15.6インチ版と13.3インチ版は外見もシステム構成もそっくりではあるのですが、個人的に「いや13.3インチと15.6インチだと使い方がぜんぜん変わってくるでしょうが!」と思っております。コンバーチブル2 in 1のサイズ感として13.3インチは「ちょうどいい」というか、モバイルPCとして最適サイズだと言える一方で、15.6インチのほうは「ちょっと重いんだよなあ。このサイズでコンバーチブル2 in 1って意味あるのかな…」という感想も正直持っておりました。さて、新しい「黒いENVYの15.6インチ」はどんなもんでしょうか…。
1.スペック
先に紹介したENVY x360 13と同様、この製品も見た感じ従来モデルから全然変わっていないように思われますが、やはり筐体は一新されています。また、システムスペックにも少し手が入っています。
CPUは第2世代のRyzen 5とRyzen 7です。従来モデルは第1世代のRyzen 5 2500Uのみでしたから、ニューモデルになってCPUの世代が新しくなっただけでなく、より高性能なRyzen 7も選択できるようになりました。また、RAMが8GB/16GBというのは従来モデルと同じですが、ストレージは従来モデルの256GB SSD + 1TB HDDから512GB SSDに変更されています。トータルのストレージ容量は減ってしまいましたが、個人的には「1TBもいらんがな」と思ってまして、それなら高速なSSDのみにしてもらうほうがいいかな、と思います。ただ、画像(写真)とか動画を加工・編集するような人は少し残念な変更になるかもしれません。
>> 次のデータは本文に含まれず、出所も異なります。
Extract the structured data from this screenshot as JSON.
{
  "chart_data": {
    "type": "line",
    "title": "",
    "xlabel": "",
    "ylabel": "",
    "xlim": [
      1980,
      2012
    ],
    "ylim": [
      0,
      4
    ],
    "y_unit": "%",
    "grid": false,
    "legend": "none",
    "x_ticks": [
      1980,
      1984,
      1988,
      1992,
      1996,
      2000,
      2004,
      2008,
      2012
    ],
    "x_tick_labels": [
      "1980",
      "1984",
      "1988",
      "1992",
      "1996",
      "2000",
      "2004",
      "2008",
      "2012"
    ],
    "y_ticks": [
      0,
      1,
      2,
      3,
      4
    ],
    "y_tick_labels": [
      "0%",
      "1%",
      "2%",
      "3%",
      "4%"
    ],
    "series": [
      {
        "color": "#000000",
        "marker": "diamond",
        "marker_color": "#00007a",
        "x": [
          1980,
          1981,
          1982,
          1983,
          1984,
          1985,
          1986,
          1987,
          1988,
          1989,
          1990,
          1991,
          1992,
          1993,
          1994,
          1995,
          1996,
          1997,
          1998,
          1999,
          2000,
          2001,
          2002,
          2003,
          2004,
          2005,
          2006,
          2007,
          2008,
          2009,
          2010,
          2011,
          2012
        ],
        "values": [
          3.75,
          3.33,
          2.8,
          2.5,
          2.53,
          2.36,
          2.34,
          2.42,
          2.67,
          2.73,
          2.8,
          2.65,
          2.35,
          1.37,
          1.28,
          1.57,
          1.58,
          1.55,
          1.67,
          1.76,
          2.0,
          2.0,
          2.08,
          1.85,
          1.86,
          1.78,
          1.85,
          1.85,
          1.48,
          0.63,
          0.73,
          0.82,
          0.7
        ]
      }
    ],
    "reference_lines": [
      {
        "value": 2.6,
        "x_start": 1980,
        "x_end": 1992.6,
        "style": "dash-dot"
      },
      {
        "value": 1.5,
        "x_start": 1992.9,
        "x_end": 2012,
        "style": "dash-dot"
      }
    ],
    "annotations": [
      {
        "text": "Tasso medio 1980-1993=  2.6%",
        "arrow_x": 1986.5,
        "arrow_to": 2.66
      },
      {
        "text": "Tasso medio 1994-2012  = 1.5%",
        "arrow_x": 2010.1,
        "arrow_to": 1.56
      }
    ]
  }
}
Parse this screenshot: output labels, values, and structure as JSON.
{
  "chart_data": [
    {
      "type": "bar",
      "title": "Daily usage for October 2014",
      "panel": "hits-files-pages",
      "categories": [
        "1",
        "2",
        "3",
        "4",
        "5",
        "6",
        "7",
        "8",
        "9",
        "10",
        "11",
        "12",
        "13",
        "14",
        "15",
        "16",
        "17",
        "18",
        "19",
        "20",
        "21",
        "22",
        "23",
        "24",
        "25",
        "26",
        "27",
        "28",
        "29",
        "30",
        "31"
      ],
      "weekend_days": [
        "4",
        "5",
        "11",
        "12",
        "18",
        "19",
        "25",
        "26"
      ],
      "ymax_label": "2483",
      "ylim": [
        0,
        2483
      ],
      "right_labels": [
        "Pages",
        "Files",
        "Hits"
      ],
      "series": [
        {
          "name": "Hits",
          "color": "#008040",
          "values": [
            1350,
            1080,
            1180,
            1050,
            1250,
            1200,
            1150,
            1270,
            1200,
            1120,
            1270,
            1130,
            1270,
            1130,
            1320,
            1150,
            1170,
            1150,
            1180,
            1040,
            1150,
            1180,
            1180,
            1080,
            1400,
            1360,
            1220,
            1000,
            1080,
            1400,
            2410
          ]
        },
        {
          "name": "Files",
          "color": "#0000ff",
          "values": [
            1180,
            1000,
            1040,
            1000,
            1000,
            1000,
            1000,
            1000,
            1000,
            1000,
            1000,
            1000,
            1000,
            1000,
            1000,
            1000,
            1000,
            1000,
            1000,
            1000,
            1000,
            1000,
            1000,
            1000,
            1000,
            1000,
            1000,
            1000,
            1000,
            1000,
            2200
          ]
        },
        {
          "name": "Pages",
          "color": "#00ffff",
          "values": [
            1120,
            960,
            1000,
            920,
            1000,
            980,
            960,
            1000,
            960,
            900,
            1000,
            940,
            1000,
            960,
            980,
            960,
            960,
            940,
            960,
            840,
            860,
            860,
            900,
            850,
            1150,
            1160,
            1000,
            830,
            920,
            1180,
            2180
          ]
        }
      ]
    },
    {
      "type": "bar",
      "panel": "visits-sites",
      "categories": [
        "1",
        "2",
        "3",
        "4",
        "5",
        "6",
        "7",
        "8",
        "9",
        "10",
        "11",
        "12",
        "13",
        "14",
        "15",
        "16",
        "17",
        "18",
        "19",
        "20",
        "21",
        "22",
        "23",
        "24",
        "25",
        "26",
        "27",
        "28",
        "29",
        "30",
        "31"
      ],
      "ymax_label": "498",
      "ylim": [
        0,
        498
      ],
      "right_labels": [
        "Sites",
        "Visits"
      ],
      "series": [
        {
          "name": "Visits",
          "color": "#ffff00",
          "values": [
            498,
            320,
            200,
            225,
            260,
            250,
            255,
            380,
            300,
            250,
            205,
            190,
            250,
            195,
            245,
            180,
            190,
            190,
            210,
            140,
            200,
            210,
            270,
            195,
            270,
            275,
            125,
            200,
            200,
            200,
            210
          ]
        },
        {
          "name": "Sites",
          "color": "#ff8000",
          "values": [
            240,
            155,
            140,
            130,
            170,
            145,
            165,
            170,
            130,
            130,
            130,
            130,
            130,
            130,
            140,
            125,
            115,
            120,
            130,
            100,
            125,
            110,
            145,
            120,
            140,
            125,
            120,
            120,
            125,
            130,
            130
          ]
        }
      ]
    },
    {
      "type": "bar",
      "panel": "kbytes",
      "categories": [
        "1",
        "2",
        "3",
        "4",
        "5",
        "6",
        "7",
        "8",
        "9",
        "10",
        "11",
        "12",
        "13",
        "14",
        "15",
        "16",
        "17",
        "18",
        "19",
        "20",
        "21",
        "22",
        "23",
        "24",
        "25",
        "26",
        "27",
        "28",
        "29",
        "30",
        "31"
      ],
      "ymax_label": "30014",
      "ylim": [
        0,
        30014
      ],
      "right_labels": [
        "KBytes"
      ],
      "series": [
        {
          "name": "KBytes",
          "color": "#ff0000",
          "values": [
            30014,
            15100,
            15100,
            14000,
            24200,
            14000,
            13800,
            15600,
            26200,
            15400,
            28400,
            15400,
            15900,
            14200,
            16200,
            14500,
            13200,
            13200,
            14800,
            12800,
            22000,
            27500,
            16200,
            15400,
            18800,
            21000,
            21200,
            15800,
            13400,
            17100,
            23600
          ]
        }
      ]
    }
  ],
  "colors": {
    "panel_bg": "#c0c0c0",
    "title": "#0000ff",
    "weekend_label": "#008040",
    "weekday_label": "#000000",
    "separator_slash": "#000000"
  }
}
ディスプレイは15.6インチのIPS液晶、FHD解像度です。2 in 1なのでもちろんタッチ対応し、「Spectre アクティブペン」「Spectre アクティブペン2」のいずれも使え、1,024段階の筆圧対応ペン入力が可能です(アクティブペン2のほうは傾き検知にも対応します。なお、ペンは別売りです)。それと、ニューモデルはディスプレイガラスがゴリラガラスになりました。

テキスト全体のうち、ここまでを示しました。